Sporosarcina aquimarina

Scientific classification
- Domain: Bacteria
- Kingdom: Bacillati
- Phylum: Bacillota
- Class: Bacilli
- Order: Caryophanales
- Family: Caryophanaceae
- Genus: Sporosarcina
- Species: S. aquimarina
- Binomial name: Sporosarcina aquimarina (Nakamura 1984) Yoon et al. 2001

= Sporosarcina aquimarina =

- Authority: (Nakamura 1984) Yoon et al. 2001

Species of bacterium

Sporosarcina aquimarina is a rod-shaped bacterium of the genus Sporosarcina.

== Characteristics ==
Cells of Sporosarcina aquimarina are 0.9–1.2 μm x 2.0–3.5 μm. It is motile by means of a single polar flagellum. The bacterium forms endospores (like all species of the genus).

== Metabolism ==
Sporosarcina aquimarina is heterotrophic, as it does not perform photosynthesis. It is facultative anaerobe. If oxygen is present the metabolism is due to cellular respiration, but it can also grow anaerobic if oxygen is absent.
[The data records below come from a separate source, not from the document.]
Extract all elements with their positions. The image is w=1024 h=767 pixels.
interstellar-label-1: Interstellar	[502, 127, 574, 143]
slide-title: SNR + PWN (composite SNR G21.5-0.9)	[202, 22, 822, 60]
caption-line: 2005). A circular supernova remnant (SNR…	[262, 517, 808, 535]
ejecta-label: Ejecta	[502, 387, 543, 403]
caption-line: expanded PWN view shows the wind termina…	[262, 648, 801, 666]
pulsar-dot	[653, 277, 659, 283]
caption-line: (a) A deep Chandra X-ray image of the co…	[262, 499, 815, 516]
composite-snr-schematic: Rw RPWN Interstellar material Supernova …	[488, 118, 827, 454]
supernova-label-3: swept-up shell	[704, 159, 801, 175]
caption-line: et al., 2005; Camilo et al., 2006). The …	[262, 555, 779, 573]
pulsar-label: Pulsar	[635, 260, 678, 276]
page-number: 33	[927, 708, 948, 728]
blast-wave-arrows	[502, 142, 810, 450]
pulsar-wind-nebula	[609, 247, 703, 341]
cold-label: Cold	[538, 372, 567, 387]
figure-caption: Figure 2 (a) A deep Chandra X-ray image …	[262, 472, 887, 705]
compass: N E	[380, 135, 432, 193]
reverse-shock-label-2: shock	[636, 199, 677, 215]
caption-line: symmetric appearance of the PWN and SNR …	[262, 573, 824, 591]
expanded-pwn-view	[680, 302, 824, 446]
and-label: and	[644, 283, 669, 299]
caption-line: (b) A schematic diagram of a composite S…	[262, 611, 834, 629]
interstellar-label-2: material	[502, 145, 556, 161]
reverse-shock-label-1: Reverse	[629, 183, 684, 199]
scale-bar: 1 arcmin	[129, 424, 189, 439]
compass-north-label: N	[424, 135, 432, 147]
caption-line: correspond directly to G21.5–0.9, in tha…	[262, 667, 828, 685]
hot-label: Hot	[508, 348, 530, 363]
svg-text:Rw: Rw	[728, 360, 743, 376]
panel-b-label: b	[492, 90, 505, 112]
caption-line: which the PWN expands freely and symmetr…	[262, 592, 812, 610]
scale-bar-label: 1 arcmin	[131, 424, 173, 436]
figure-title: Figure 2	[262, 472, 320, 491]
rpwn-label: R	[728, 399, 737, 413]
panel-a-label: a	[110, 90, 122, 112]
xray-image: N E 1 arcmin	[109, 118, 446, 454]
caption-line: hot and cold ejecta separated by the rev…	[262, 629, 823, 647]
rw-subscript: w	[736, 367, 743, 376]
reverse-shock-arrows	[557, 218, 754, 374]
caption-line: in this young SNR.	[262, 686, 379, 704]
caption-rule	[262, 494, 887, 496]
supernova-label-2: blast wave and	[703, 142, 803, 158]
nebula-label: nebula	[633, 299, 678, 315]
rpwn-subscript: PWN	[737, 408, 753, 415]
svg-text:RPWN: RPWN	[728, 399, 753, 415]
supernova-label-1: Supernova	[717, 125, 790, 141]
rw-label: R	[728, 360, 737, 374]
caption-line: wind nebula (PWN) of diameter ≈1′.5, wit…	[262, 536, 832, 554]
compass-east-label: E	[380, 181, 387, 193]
The species is halophilic. 13% NaCl are still tolerated. Sporosarcina aquimarina is one of the bacteria that can make use of urea with the enzyme urease. Others bacteria of the same genus which possess the enzyme urease are for example S. ureaea und S. pasteurii.

== Etymology ==
The genus name derives from the Greek word spora ("spore") and the Latin word sarcina ("package", "bundle") and refers to the fact that it forms endospores and the typical arrangement of the cells. The species name S. aquimarina derives from the fact that it was found in sea water.

== Systematics ==
The species Sporosarcina aquimarina belongs to the family Planococcaceae of the Bacillota.